I'm not involved in these discussions internally so take this all with a grain of salt, but I still have more insight than speculation. To be reaaallly accurate, there's technically still one budget for the team. However it does get broken up further into the specific areas depending on the goal and vision of the product, and how many resources it would take to accomplish the high-level vision.
For example, gamemodes and UI often share resources, and have a faaar greater headcount than gameplay. For whatever reasons, it takes significantly more people to make screens and gamemodes than it does gameplay. Audio is even smaller, with only a handful of people. This process is not one of cannibalization, though. If one area has bitten off more than they can chew, we don't really give them resources from another area, but either ask for more from up on high or simply cut some of the features we wanted from elsewhere in the area.

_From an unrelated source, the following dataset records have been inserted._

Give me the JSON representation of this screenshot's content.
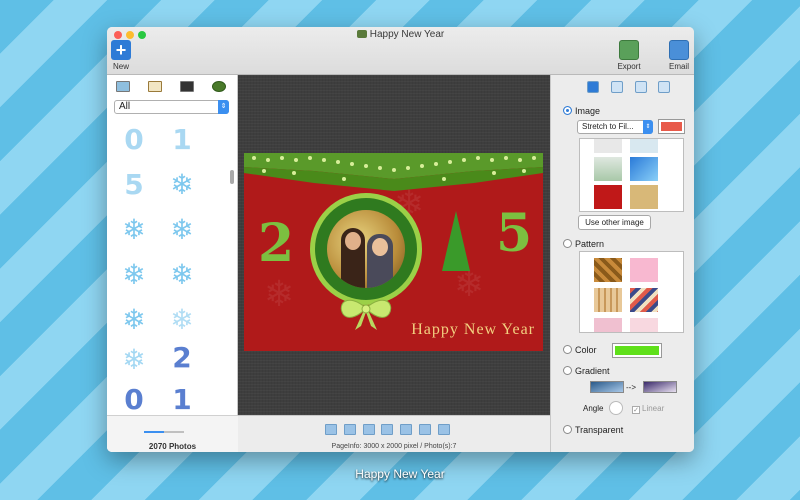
{
  "window": {
    "title": "Happy New Year"
  },
  "toolbar": {
    "new_label": "New",
    "export_label": "Export",
    "email_label": "Email"
  },
  "left_panel": {
    "filter_value": "All",
    "photo_count": "2070 Photos",
    "items": [
      "0",
      "1",
      "5",
      "❄",
      "❄",
      "❄",
      "❄",
      "❄",
      "❄",
      "❄",
      "❄",
      "2",
      "0",
      "1"
    ]
  },
  "canvas": {
    "card_greeting": "Happy New Year",
    "digit_left": "2",
    "digit_right": "5",
    "page_info": "PageInfo: 3000 x 2000 pixel / Photo(s):7"
  },
  "right_panel": {
    "image_label": "Image",
    "stretch_value": "Stretch to Fil...",
    "use_other_label": "Use other image",
    "pattern_label": "Pattern",
    "color_label": "Color",
    "gradient_label": "Gradient",
    "gradient_arrow": "-->",
    "angle_label": "Angle",
    "linear_label": "Linear",
    "transparent_label": "Transparent",
    "image_color": "#e85a4a",
    "solid_color": "#5fe01a"
  },
  "caption": "Happy New Year"
}
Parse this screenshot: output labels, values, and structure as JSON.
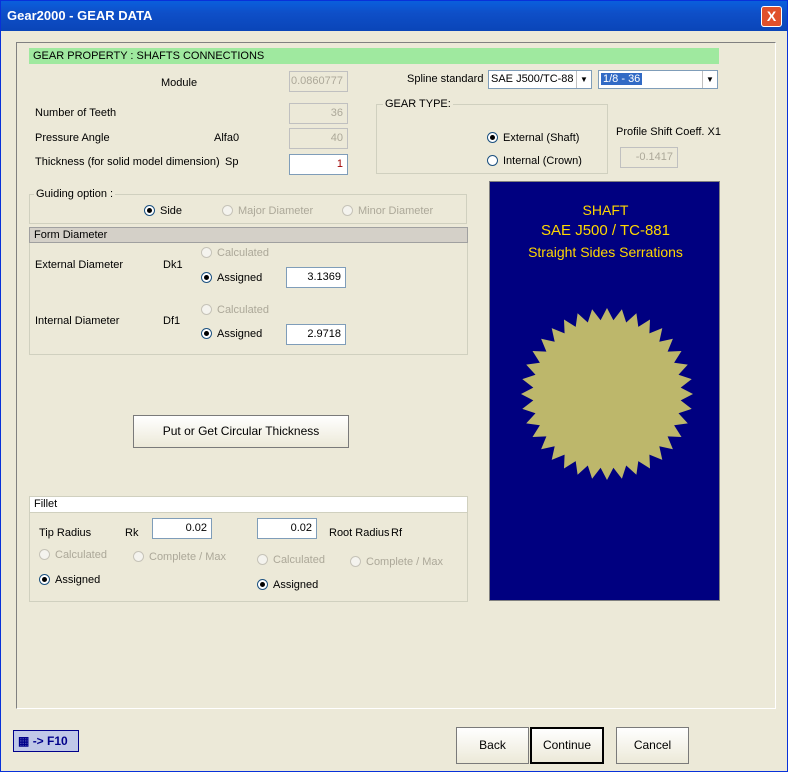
{
  "window": {
    "title": "Gear2000 - GEAR DATA",
    "close_label": "X"
  },
  "section_header": "GEAR PROPERTY : SHAFTS CONNECTIONS",
  "fields": {
    "module_label": "Module",
    "module_value": "0.0860777",
    "teeth_label": "Number of Teeth",
    "teeth_value": "36",
    "pressure_label": "Pressure Angle",
    "pressure_sym": "Alfa0",
    "pressure_value": "40",
    "thickness_label": "Thickness (for solid model dimension)",
    "thickness_sym": "Sp",
    "thickness_value": "1"
  },
  "spline": {
    "label": "Spline standard",
    "standard": "SAE J500/TC-88",
    "size": "1/8 - 36"
  },
  "gear_type": {
    "title": "GEAR TYPE:",
    "external": "External (Shaft)",
    "internal": "Internal (Crown)"
  },
  "profile_shift": {
    "label": "Profile Shift Coeff. X1",
    "value": "-0.1417"
  },
  "guiding": {
    "title": "Guiding option :",
    "side": "Side",
    "major": "Major Diameter",
    "minor": "Minor Diameter"
  },
  "form_diameter": {
    "title": "Form Diameter",
    "ext_label": "External Diameter",
    "ext_sym": "Dk1",
    "ext_calc": "Calculated",
    "ext_assigned": "Assigned",
    "ext_value": "3.1369",
    "int_label": "Internal Diameter",
    "int_sym": "Df1",
    "int_calc": "Calculated",
    "int_assigned": "Assigned",
    "int_value": "2.9718"
  },
  "circular_button": "Put or Get Circular Thickness",
  "fillet": {
    "title": "Fillet",
    "tip_label": "Tip Radius",
    "tip_sym": "Rk",
    "tip_value": "0.02",
    "root_label": "Root Radius",
    "root_sym": "Rf",
    "root_value": "0.02",
    "calculated": "Calculated",
    "complete": "Complete /  Max",
    "assigned": "Assigned"
  },
  "preview": {
    "line1": "SHAFT",
    "line2": "SAE J500  /  TC-881",
    "line3": "Straight Sides Serrations",
    "bg": "#000080",
    "gear_color": "#bdb76b"
  },
  "footer": {
    "f10": "-> F10",
    "back": "Back",
    "continue": "Continue",
    "cancel": "Cancel"
  }
}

This is a bit oversimplified, but if we wanted 5 new game modes and 3 cool new gameplay mechanics but GM only had resources for 4, for instance, we wouldn't sacrifice a GP thing to keep GM afloat. They'd just prioritize their 5 and drop the lowest one.
The central art teams (modeling, characters, environments, lighting, physics rigs, etc) are more like contractors within EA itself, and each game deals with their managers etc to figure out who/what we need, and then we get their time temporarily or split with other projects. UFC's art design team would have a budget allocated towards new art content as well, and would divvy that up between new fighters, venues, updates, etc. If they think that there's something they can't get but would reeeaaally want, then generally they would make their case to the higher ups for more funds based on the return of value.
It's a very complicated process, and I do not envy one bit the people that have to try and figure out how the budget gets used, or how to convince the powers that be to give us more money when we want it. Bless their hard-working little hearts.